Gro­ßes haben wir in die­ser Zeit erlebt. Groß­ar­tig haben sich unse­re Jungs gegen Geg­ner geschla­gen, die auf dem Papier haus­hoch über­le­gen waren. Für ein paar Wochen sprach man in Euro­pa vol­ler Respekt über unser Team und uns Fans. Und auch wenn ich Simon Rol­fes noch manch­mal auf uns zulau­fen sehe, den Ball am Fuß, die Ent­schei­dung auf dem Schlap­pen, hade­re ich nicht mit dem Aus­schei­den damals in Alk­maar. Auch wenn ich schon ger­ne nach Donezk gefah­ren wäre.

(Die Fra­ge, wie­viel so eine Tour in die Ukrai­ne wohl kos­tet, ist mir nie beant­wor­tet wor­den. Der Bank­be­ra­ter mei­nes Ver­trau­ens mein­te aber, das Aus­schei­den sei aus Sicht mei­nes Kon­tos nicht so schlecht gewesen.)

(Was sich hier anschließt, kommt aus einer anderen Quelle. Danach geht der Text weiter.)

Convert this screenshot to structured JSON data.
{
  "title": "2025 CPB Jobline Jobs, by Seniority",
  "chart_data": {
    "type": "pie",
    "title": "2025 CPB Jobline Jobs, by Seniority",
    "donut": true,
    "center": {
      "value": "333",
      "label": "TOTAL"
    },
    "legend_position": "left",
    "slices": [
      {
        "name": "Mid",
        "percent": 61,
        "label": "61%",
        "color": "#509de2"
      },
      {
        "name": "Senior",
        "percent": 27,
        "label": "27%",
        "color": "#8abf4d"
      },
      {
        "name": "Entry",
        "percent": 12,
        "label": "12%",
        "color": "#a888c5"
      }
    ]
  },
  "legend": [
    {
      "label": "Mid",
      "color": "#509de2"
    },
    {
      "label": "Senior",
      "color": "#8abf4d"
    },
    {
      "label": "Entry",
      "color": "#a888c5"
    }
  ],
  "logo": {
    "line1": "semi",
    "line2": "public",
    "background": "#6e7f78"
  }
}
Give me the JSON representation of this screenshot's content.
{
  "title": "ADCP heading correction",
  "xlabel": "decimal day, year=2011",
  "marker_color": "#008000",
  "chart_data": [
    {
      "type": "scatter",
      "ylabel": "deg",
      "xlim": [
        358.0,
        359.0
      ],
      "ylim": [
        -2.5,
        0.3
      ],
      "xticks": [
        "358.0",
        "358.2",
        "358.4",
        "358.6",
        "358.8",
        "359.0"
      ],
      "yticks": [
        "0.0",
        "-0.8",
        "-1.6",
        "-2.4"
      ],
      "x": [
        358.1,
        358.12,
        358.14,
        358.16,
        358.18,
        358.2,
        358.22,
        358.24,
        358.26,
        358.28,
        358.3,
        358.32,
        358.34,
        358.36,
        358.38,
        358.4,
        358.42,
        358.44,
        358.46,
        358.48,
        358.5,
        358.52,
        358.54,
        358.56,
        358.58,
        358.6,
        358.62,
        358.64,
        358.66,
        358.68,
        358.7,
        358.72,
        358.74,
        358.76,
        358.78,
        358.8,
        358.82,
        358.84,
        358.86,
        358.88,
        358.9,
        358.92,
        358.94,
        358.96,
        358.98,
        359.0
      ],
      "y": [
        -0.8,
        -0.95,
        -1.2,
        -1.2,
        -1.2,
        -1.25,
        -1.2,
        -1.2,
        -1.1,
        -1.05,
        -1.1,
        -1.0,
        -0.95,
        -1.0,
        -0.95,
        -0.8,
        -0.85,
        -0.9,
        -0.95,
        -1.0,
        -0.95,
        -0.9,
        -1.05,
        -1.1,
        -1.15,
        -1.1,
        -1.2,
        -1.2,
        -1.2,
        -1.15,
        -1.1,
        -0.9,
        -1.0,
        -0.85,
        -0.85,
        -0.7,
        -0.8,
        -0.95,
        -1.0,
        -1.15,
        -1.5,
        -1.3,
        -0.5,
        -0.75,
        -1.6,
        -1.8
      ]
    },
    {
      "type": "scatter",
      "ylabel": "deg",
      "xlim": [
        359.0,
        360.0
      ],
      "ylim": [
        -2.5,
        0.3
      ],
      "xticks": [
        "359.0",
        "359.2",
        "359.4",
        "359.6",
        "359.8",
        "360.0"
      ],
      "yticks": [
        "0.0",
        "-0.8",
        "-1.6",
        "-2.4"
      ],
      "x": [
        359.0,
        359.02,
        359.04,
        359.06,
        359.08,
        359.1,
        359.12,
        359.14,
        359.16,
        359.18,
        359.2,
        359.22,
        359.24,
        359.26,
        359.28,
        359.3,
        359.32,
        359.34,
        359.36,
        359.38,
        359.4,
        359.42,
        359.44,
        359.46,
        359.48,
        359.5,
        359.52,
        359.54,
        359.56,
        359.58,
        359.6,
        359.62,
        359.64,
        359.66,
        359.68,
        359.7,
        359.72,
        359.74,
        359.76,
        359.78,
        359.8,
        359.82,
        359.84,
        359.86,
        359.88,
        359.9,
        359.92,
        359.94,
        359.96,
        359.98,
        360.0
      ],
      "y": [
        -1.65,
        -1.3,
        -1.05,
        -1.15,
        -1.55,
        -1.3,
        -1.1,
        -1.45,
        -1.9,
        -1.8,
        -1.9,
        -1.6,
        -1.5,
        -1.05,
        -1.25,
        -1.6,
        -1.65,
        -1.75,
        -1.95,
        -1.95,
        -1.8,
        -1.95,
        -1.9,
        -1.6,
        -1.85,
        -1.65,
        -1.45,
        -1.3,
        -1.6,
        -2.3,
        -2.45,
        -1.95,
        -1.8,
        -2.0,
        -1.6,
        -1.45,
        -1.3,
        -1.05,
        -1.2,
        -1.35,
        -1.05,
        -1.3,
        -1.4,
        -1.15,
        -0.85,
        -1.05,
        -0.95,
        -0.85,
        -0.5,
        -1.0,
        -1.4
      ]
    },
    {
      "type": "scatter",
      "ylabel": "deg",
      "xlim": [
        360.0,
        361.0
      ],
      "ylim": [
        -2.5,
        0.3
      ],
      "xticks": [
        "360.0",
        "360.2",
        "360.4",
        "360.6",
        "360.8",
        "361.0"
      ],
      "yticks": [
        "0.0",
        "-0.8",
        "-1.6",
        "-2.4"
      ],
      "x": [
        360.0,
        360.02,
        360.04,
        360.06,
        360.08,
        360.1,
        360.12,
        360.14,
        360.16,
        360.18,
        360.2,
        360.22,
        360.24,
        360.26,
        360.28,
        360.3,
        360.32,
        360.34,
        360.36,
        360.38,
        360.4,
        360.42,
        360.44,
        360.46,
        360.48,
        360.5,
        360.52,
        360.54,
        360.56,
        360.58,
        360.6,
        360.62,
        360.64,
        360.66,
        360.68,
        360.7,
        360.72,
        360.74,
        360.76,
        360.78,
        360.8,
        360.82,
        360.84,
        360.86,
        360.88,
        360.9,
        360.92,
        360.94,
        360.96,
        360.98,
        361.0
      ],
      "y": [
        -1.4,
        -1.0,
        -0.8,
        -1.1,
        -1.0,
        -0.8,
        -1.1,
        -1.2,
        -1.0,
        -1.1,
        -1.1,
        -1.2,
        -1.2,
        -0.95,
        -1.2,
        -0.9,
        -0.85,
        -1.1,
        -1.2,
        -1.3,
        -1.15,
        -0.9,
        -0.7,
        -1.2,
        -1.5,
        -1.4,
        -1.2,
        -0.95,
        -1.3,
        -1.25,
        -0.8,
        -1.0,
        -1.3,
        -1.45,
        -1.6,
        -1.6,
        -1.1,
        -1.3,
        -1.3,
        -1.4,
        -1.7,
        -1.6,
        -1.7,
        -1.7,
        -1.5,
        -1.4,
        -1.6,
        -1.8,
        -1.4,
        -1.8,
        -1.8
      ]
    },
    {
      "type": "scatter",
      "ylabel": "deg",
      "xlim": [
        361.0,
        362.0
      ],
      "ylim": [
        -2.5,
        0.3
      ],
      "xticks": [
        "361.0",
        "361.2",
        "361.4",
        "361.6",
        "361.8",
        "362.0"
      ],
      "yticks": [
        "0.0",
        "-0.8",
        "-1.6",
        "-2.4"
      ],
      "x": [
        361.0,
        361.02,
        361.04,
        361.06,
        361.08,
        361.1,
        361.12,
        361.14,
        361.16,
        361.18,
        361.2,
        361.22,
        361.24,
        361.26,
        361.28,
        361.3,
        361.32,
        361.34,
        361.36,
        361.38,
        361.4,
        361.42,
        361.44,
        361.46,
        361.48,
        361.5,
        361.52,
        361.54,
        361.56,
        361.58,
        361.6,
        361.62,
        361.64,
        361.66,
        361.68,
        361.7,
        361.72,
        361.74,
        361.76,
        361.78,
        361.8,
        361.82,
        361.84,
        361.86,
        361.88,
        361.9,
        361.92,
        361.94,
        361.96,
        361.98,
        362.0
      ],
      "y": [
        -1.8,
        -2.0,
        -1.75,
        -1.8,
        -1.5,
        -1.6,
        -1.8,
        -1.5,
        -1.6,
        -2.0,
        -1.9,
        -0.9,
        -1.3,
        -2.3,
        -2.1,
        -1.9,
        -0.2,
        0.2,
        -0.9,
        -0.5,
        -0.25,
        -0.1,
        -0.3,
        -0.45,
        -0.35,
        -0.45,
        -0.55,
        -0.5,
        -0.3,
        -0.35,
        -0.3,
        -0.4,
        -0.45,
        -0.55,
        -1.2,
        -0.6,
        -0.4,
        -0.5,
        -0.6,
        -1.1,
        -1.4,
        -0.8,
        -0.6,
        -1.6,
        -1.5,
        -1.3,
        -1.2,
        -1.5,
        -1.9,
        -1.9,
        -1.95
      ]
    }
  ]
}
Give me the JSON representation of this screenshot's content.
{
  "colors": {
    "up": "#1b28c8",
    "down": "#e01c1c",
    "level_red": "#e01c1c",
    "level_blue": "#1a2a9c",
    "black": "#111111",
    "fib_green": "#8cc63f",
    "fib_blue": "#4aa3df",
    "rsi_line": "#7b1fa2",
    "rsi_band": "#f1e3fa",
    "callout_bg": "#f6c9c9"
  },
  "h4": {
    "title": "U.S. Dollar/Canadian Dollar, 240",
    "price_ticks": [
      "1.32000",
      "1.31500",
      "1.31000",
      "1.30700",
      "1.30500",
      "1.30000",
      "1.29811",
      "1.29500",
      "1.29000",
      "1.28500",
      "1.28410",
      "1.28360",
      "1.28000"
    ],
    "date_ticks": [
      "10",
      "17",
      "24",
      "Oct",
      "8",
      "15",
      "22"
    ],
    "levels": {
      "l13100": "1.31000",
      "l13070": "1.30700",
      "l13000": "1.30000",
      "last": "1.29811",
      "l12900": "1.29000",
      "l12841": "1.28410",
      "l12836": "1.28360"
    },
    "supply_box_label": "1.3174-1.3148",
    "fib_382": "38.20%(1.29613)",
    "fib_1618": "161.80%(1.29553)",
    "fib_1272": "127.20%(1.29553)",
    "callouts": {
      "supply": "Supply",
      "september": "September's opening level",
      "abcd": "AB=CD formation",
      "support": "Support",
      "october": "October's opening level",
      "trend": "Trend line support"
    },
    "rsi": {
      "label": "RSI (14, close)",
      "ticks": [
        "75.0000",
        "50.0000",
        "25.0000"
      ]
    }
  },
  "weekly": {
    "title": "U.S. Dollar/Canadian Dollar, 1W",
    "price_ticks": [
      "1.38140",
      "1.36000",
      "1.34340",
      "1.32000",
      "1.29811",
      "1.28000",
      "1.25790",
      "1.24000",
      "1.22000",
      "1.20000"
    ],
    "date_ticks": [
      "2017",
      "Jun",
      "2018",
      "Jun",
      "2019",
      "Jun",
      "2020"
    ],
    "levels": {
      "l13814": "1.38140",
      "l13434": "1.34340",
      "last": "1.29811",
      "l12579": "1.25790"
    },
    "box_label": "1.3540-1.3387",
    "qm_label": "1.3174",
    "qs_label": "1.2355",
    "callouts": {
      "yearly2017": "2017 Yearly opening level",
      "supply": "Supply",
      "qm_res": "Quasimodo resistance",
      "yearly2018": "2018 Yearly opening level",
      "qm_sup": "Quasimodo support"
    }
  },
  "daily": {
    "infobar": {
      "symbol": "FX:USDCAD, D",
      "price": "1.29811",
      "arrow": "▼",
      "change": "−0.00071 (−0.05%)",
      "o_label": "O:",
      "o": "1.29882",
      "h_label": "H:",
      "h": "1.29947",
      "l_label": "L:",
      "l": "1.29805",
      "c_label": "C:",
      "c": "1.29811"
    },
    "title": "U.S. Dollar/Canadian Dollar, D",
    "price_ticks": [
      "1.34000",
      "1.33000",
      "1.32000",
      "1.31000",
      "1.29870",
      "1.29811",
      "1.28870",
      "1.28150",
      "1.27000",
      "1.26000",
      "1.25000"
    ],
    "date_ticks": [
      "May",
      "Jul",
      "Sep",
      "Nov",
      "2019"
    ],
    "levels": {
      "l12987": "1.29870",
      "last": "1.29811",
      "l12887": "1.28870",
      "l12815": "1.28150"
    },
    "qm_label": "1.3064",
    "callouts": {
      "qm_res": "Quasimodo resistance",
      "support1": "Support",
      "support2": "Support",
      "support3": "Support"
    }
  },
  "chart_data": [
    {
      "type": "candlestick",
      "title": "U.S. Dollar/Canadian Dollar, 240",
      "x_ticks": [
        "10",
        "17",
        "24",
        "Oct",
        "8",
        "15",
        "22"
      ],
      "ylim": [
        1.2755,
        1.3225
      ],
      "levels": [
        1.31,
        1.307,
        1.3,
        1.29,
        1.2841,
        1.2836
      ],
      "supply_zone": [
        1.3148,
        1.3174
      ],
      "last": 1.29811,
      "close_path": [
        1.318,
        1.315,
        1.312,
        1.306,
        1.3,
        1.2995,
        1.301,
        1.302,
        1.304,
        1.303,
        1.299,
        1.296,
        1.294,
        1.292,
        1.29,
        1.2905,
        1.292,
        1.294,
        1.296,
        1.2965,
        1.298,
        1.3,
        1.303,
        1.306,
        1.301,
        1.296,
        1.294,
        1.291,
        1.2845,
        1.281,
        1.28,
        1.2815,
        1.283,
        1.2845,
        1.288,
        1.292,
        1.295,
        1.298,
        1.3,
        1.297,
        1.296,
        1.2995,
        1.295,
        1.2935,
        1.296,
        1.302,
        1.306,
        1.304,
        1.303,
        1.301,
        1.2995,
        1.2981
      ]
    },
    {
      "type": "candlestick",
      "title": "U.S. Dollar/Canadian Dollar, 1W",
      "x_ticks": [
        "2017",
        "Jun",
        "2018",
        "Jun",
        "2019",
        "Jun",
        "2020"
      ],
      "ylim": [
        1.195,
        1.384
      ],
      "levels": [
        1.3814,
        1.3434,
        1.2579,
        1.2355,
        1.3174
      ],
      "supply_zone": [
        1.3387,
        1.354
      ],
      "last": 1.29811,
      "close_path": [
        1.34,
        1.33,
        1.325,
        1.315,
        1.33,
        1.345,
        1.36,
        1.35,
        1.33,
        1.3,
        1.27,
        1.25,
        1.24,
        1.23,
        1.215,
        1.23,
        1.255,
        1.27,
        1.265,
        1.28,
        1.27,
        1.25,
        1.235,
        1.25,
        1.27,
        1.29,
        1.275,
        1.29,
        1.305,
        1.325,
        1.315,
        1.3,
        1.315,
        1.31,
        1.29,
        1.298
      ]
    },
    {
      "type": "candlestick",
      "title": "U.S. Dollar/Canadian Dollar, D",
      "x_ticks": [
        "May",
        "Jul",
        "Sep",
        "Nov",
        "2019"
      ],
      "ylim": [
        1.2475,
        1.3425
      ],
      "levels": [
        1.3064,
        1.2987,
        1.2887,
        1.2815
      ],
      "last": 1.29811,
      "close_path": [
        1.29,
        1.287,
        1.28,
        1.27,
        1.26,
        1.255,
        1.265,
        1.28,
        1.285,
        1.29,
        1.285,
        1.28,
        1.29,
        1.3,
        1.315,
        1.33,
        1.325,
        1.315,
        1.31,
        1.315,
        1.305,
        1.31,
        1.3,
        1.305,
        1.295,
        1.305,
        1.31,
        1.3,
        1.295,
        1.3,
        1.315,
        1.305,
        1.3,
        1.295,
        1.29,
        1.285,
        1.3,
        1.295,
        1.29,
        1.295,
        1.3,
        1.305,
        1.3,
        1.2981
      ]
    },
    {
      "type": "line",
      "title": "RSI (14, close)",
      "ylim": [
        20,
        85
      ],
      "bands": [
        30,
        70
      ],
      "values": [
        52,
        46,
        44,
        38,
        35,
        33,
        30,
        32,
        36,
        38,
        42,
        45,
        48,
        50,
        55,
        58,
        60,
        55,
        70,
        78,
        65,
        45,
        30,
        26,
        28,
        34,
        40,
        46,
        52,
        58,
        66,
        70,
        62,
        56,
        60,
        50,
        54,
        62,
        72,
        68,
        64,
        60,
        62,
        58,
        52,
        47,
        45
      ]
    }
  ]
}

Heu­te vor genau zehn Jah­ren spiel­te mei­ne Ale­man­nia bei AZ Alk­maar und schied aus dem Euro­pa­po­kal aus. Weil ich den Beginn unse­rer Euro­pa­tour zu des­sen Zehn­jäh­ri­gem im ver­gan­ge­nen Sep­tem­ber schon the­ma­ti­siert hat­te, hielt ich es für eine gute Idee, das auch mit deren Ende zu tun. Eine Zusam­men­fas­sung des Spiels in beweg­ten Bil­dern (aller­dings ohne die Rol­fes-Chan­ce) fin­det sich drü­ben auf der Face­book-Sei­te der »Tra­di­ti­ons­ret­ter«.

Wie beim Groß­teil aller Euro­pa­po­kal­tou­ren jener Zeit war auch in Alk­maar der Foto­graf, Fuß­ball-Enthu­si­ast und Pratsch-Kol­le­ge Carl Brunn mit von der Par­tie. Eini­ge der Bil­der, die er an die­sem Tag schoss, hat er mir freund­li­cher­wei­se für die­sen Arti­kel zur Ver­fü­gung gestellt.